Вы не подумайте, что я желал ему смерти. Нет. Лишь помучаться. Но в случае смерти это – во-вторых.

Во-вторых.

В случае смерти вскрытие покажет наличие всех хронических заболеваний профессора Накамуры, учитывая все его истории болезни, а также цистицеркоз. Когда судмедэксперт вскроет ему черепушку, то сделает следующее заключение в протоколе: «Смерть по причине цистицеркоза головного мозга». А местный ленивый козел следователь, которого уже много лет никто с кресла спихнуть не может, даже и не предположит, что, допустим, пару-тройку лет назад кто-то нарочно заразил профессора личинками свиного цепня. Смерть выглядит естественной, поскольку путей заражения существует масса, и все они невинные. Даже если предположить, и выдвинуть версию о намеренном заражении профессора, то зацепиться и предъявить будет нечего. Да и некому. Не хотелось льстить себе, но все же, не зря я настолько все продумал, что было очень непросто.

К слову, в университете у нас был предмет «Судебная медицина». Однажды преподаватель в рамках предмета спросил нас о чисто гипотетическом «идеальном убийстве». Об убийстве, которое было бы тщательно спрятанным с точки зрения медицины, и при этом недоказуемым с точки зрения следствия и юриспруденции. Я думаю, я бы ему ответил теперь.

Опять же, я не желал профессору Накамуре смерти. Просто просчитывал все возможные исходы и ходы собственные так, как это делают гроссмейстеры на шахматной доске.

Теперь, выдавливая полупрозрачную жижицу с личинками свиного цепня, я довольствовался тем, насколько сливалась эта масса с рисом в роллах, которую профессор даже не различит – ни визуально, ни на вкус. Успешно проглотит большую часть из съеденного, довольствуясь сушами.

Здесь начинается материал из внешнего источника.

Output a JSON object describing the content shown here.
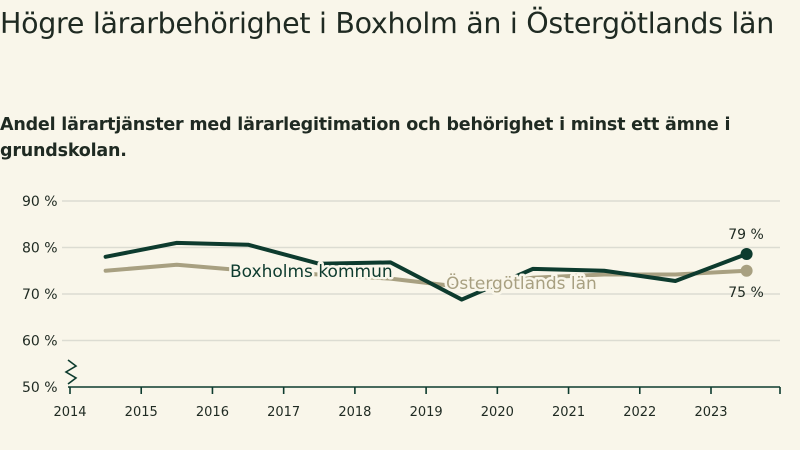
{
  "title": "Högre lärarbehörighet i Boxholm än i Östergötlands län",
  "subtitle": "Andel lärartjänster med lärarlegitimation och behörighet i minst ett ämne i grundskolan.",
  "chart_data": {
    "type": "line",
    "ylim": [
      50,
      90
    ],
    "yticks": [
      50,
      60,
      70,
      80,
      90
    ],
    "ytick_labels": [
      "50 %",
      "60 %",
      "70 %",
      "80 %",
      "90 %"
    ],
    "xticks": [
      "2014",
      "2015",
      "2016",
      "2017",
      "2018",
      "2019",
      "2020",
      "2021",
      "2022",
      "2023"
    ],
    "x": [
      2014.5,
      2015.5,
      2016.5,
      2017.5,
      2018.5,
      2019.5,
      2020.5,
      2021.5,
      2022.5,
      2023.5
    ],
    "series": [
      {
        "name": "Östergötlands län",
        "color": "#a8a081",
        "values": [
          75,
          76.3,
          75,
          74.2,
          73.3,
          71.5,
          73.5,
          74.2,
          74.2,
          75
        ],
        "end_label": "75 %"
      },
      {
        "name": "Boxholms kommun",
        "color": "#0d3b2e",
        "values": [
          78,
          81,
          80.6,
          76.5,
          76.8,
          68.8,
          75.4,
          75,
          72.8,
          78.6
        ],
        "end_label": "79 %"
      }
    ]
  }
}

Представляя себе это, мне вспомнились слова моей бывшей невесты – Марлизы. Когда-то давно она сказала мне, что я жестокий человек. Тогда я обиделся на ее слова. Но когда я нажал на дверной звонок, увидел старческое лицо этого негодяя, посмотрел в его усталые глаза, точно не узнавшие меня, его сморщенный рот накануне трапезы, уготованной мной; когда он сказал мне «спасибо» за принесенный мной заказ, а я сказал «на здоровье», после чего спустился вниз по ступенькам, выйдя на улицу, и понимая, что у меня получилось; тогда я подумал: «Она была права».